ELI5: The law, in relation to security guards, bodyguards, and boucers

I am a library director and we have security guards in our building, so I can speak from that perspective:

Unarmed security guards have very little power. They can intervene in a situation and provide peace-of-mind to the staff member by standing by when a security incident takes place. They are allowed to physically touch a person and remove them from the facility if they determine that person to be a physical threat to others (or themselves). This is not considered battery because they are allowed to "diffuse situations by removing any one from the building" based on their assessment of the situation.

Interestingly, if the person being physically removed from the building acts accordingly and tells the guard to "stop" and proceeds to exit the building under their own power, the security guard MUST stop touching them. This rarely happens, however.

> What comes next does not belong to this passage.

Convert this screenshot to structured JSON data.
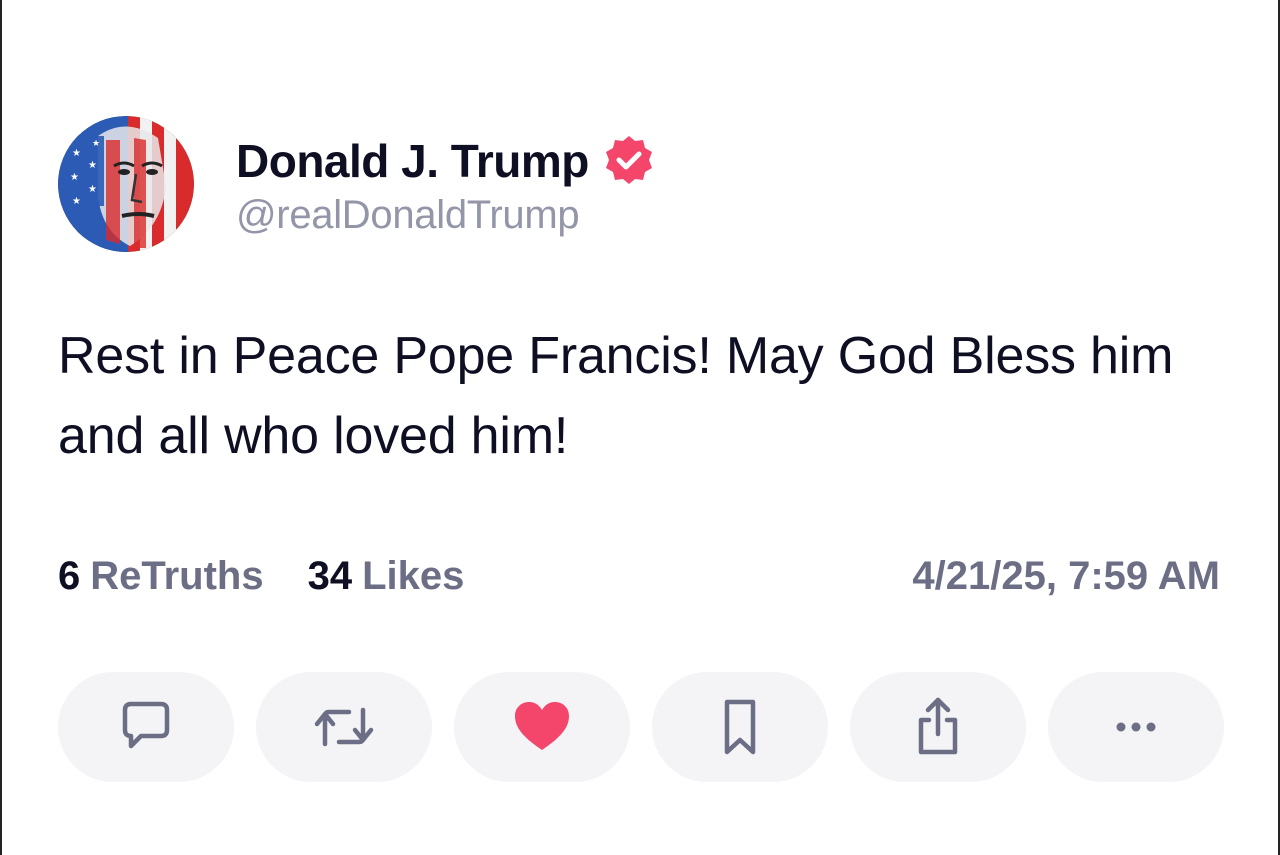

A patron is under zero obligation to stay put if a security guard detains them. In other words, the guard does not have the power to arrest people, so if a guard yells at someone to "stop" or to come back into the building for questioning, the patron has every right NOT to comply with that order. Even if the security guard tells them that the police are on their way, they do not have to stay.

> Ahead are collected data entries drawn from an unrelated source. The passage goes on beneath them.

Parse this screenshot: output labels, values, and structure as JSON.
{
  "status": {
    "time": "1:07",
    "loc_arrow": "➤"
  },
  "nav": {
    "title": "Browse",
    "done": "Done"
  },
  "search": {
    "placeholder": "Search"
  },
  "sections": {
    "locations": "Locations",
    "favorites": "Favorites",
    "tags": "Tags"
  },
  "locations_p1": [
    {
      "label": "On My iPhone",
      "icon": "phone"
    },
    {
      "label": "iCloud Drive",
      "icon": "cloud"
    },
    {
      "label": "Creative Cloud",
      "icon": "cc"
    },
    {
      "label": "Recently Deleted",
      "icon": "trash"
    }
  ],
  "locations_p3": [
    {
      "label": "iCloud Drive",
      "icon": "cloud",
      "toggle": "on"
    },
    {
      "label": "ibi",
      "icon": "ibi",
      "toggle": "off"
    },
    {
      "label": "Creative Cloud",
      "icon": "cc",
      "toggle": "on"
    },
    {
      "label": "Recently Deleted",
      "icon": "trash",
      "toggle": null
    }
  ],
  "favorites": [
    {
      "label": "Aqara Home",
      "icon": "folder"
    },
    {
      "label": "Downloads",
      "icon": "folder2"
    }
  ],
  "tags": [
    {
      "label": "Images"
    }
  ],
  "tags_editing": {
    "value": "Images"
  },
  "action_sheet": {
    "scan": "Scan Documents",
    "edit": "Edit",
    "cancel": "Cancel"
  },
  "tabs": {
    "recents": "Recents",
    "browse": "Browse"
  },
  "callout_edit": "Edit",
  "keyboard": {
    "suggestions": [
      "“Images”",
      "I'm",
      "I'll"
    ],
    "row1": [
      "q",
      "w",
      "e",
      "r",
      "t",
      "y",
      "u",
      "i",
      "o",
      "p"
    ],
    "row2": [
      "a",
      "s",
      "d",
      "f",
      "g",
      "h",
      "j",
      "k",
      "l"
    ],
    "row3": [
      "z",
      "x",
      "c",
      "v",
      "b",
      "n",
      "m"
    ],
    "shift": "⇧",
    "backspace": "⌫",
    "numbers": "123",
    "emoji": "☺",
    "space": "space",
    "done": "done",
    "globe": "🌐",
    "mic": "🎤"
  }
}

Once the police arrive, it is a whole different story.

Also, a patron is under no obligation, nor is there any penalty for, providing no information, false information, or whatever. It amazes me how many patrons willingly give up their information because there is no law that says that they must comply with the guard's wishes. The guard is there to protect the employees, not to detain and arrest people.

If a patron is assaulting a staff member, a security guard is able to physically stop them, but I would draw the line at "attacking" the assailant. The whole idea is to diffuse the situation as quickly as possible, and a guard does not have the right to fight someone.

If the guard attacks a patron, the library assumes no liability, because they are contracted employees. The company that we contract with is in trouble, not us.

The guard is afforded a BIT of leniency when it comes to the law regarding battery, because they can remove patrons by forcing them out of the building. If a lawsuit arose out of such a case, we could prove that the patron was acting in a belligerent manner and that they committed several crimes before being escorted out. That puts the defendant in a tough position to argue battery.